A Redo On The Motorcycle Examiner
Way back in early 2008 I was contacted about doing some writing focused on motorcycling for a new website called Examiner.com. (For many of you, this is not news.) I accepted that offer and became the Denver Motorcycle Examiner, with an Examiner site user ID number of about 79. Which is to say, I was the 79th person signed up to post as “Examiners.” Examiner.com still exists today and while they no longer give you a number, if they did that number would probably be around 100,000 or even higher. A lot of people sign on and then drop off soon afterward.
At first it was exciting. We were creating something new. It didn’t pay much but the pay was steadily increasing. As other motorcycle Examiners joined I contacted each of them and we banded together to promote each other to mutual benefit. And I was then offered the option to become the National Motorcycle Examiner. So I made that move.
For a couple years the thing just grew. Every now and then they would upgrade the blogging platform (which is essentially what it is, although they don’t call it a blog), and things just got better and we made more money. Then the frequent changes in how they figured our pay took a downward turn. Every couple months they would announce some new procedure and each change meant exactly one thing: We were going to be paid less. In a very short time these changes resulted in my earnings dropping by 90 percent. Does it surprise anyone that I cut way back on my publishing on Examiner?
It might be more surprising, actually, that I continued. But by this time I had put up a substantial body of work and as these posts continued to be read I continued to earn at least a little. If I stopped publishing altogether Examiner would stop paying me, although they would continue to benefit from my work. So in the last few years I have put up usually one piece a month just to keep the payments trickling in.
And now, I recently went in to post my piece for the month and found that all of my work for the first six months as an Examiner had been unpublished. I immediately assumed that another upgrade in the software had resulted in making the very earliest stuff incompatible with the current system. I sent a note to tech support asking but when they replied they said, “Gosh no, we didn’t unpublish those.” Like I believed that. Then a couple weeks later I got a note saying, “Hey, just wanted to let you know we had to unpublish your early stuff because it was not compatible with the current software.”
So this presented a couple options. I could just let those pieces be gone forever, or I could republish them in the new system. In some cases this is a no-brainer. Initially I did a weekly thing called “Where to Ride this Weekend,” which was a listing of upcoming rides and events. In 2008. OK, those can disappear from the world and that’s just fine.

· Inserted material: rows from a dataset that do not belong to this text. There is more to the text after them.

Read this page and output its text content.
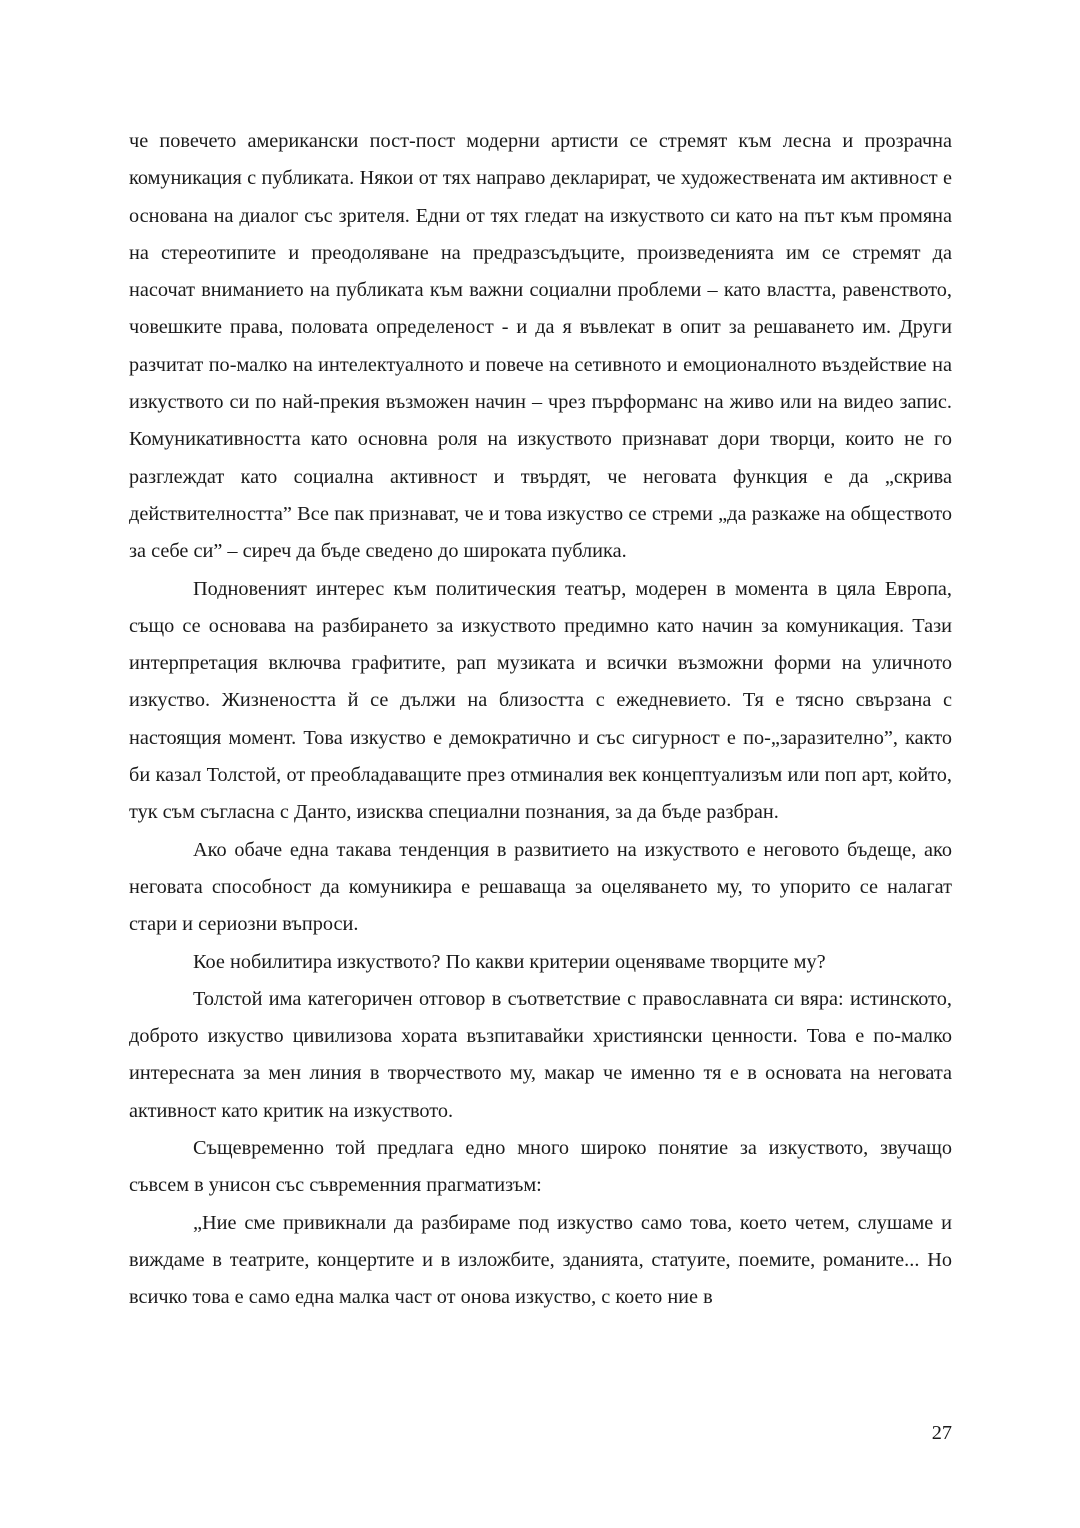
че повечето американски пост-пост модерни артисти се стремят към лесна и прозрачна комуникация с публиката. Някои от тях направо декларират, че художествената им активност е основана на диалог със зрителя. Едни от тях гледат на изкуството си като на път към промяна на стереотипите и преодоляване на предразсъдъците, произведенията им се стремят да насочат вниманието на публиката към важни социални проблеми – като властта, равенството, човешките права, половата определеност - и да я въвлекат в опит за решаването им. Други разчитат по-малко на интелектуалното и повече на сетивното и емоционалното въздействие на изкуството си по най-прекия възможен начин – чрез пърформанс на живо или на видео запис. Комуникативността като основна роля на изкуството признават дори творци, които не го разглеждат като социална активност и твърдят, че неговата функция е да „скрива действителността” Все пак признават, че и това изкуство се стреми „да разкаже на обществото за себе си” – сиреч да бъде сведено до широката публика.

Подновеният интерес към политическия театър, модерен в момента в цяла Европа, също се основава на разбирането за изкуството предимно като начин за комуникация. Тази интерпретация включва графитите, рап музиката и всички възможни форми на уличното изкуство. Жизнеността й се дължи на близостта с ежедневието. Тя е тясно свързана с настоящия момент. Това изкуство е демократично и със сигурност е по-„заразително”, както би казал Толстой, от преобладаващите през отминалия век концептуализъм или поп арт, който, тук съм съгласна с Данто, изисква специални познания, за да бъде разбран.

Ако обаче една такава тенденция в развитието на изкуството е неговото бъдеще, ако неговата способност да комуникира е решаваща за оцеляването му, то упорито се налагат стари и сериозни въпроси.

Кое нобилитира изкуството? По какви критерии оценяваме творците му?

Толстой има категоричен отговор в съответствие с православната си вяра: истинското, доброто изкуство цивилизова хората възпитавайки християнски ценности. Това е по-малко интересната за мен линия в творчеството му, макар че именно тя е в основата на неговата активност като критик на изкуството.

Същевременно той предлага едно много широко понятие за изкуството, звучащо съвсем в унисон със съвременния прагматизъм:

„Ние сме привикнали да разбираме под изкуство само това, което четем, слушаме и виждаме в театрите, концертите и в изложбите, зданията, статуите, поемите, романите... Но всичко това е само една малка част от онова изкуство, с което ние в

27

But then there were others that are more, to use the common term, “evergreen.” That is to say, timeless stuff that is relevant regardless of when someone reads it. First and foremost among those are my ongoing series of posts entitled “Only a biker knows . . .: Motorcycle wit and wisdom.” You know that thing I end each of these blog posts with, the “Biker Quote for Today”? I save each of those and when I have 20 I put them all up in an Examiner post. Well, the first half dozen of those got unpublished. You better believe I’ll be republishing those.
And you know what? This means I can keep current on Examiner and keep my pennies and nickels trickling in without actually having to write new stuff. Also, in the early days Examiner didn’t have the ability to use a bunch of photos, so I had a lot of good ones that never got used. Now I can republish some of these pieces and offer some additional good photos that no one has ever gotten to see before. In fact, I did that with this most recent post I republished, “Top Gun competitors zig and zag their way to victory — Redo.”
By the way, that “Redo” at the end of that title is what I’m using to indicate that this is a republished article.
And oh yeah, sometimes I still do original posts on Examiner because that credential, being able to call myself the National Motorcycle Examiner, gets me press passes to things I want to cover. So it’s worth it. There was a time when I could (and did) say, “I’m going to work full-time as the National Motorcycle Examiner.” It was fun while it lasted. Those days are over. But it is kind of fun going back now and reading some of this old stuff I wrote so long ago.
Biker Quote for Today
“I don’t feel like going for a ride today.” — said no motorcycle rider ever
April 20th, 2015 at 3:02 pm
Interesting….havent heard from examiner on my stuff, I must be within the publishing window of compatible articles.